Amarone della Valpolicella 2013 DOCG In 1999 the Pieropan family purchased property in the Cellore d’Illasi zone in the Valpolicella and Amarone production zones. The wine is made from 60% Corvina, 30% Corvinone, Rondinella and Croatina, and 10% of old traditional Valpolicella varieties. The vineyard is 14 years old and is south facing at an altitude of 500 meters. There are 5,800 vines per hectare; the training system is guyot, pruned to 8 buds per vine. The grapes are hand picked in September and naturally dried. They are pressed and destemmed and the must is fermented for about 30 days during which time pumping over and punching down the cap takes place every day. Aging is in 500 liter barrels for 24/30 months and one year in bottle before release. This is an Amarone to drink with food. It has hints of blackberries, black cherries and plums.
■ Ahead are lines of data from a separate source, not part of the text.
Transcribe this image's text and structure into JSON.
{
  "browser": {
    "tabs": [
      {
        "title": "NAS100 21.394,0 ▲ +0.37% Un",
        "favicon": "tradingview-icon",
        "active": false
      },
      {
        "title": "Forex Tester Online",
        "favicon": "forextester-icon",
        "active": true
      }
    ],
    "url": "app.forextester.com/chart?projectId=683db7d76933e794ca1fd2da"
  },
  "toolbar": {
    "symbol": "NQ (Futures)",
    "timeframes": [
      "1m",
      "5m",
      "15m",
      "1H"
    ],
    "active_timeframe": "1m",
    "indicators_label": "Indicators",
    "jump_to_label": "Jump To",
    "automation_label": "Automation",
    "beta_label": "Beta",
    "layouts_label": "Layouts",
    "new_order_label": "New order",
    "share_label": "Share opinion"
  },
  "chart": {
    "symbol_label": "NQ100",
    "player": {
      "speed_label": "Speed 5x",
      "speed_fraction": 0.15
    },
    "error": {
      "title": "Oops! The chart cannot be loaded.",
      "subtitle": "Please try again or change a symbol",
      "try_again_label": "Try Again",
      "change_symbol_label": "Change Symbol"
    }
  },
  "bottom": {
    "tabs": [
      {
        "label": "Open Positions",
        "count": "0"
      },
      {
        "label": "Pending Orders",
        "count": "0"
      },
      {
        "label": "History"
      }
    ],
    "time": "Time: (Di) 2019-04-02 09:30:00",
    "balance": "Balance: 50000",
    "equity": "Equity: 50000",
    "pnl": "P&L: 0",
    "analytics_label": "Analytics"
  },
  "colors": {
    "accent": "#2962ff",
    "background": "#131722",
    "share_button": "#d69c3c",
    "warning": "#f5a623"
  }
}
On Lake Garda a few years ago I saw the Pieropan Amarone 2006 in a restaurant. I did not know they made an Amarone so I ordered it. I was very impressed with the wine! Andrea said 2006 was the first vintage.
Recioto Soave Classico 2012 “Le Colombare” 100% Garganega (Veneto) Pieropan
Certified Organic. Volcanic soil, rich in basalt and tuffo eocene. The vineyards are at 300m and the exposure is west. The training system is Pergola Veronese and there are 4,000 vines per hectare. There is a manual harvest with careful selection of ripe grapes. All the grapes are collected in small boxes and brought to the winery for the drying process. The grapes are manually placed in a loft on mats made of bamboo reeds. The drying is natural and the grapes remain until they wither which is around the end of February. The natural climate conditions allow for berry dehydration, loss of water and the development of noble rot (Botrytis). The yield of juice is very low and the grapes lose 1/4 of their original weight. The wine is only produced in good vintages. Destemming and pressing of the grapes takes place. There is a selection of the must and fermentation at a controlled temperature 14 to 16 degrees C in barrels of 2,500 liters. The residual sugar is 110 to 120 g/L. The wine is aged in oak barrels of 200 liters for about two years and in glass for 6 months before release. This is a dessert wine with ripe fruit, hints of apricot and quince with a very long finish taste and nice aftertaste.
I did not taste this wine at the winery but at a dinner that night. I have always liked their Recioto, which is one of the best dessert wines produced, so I had to include it.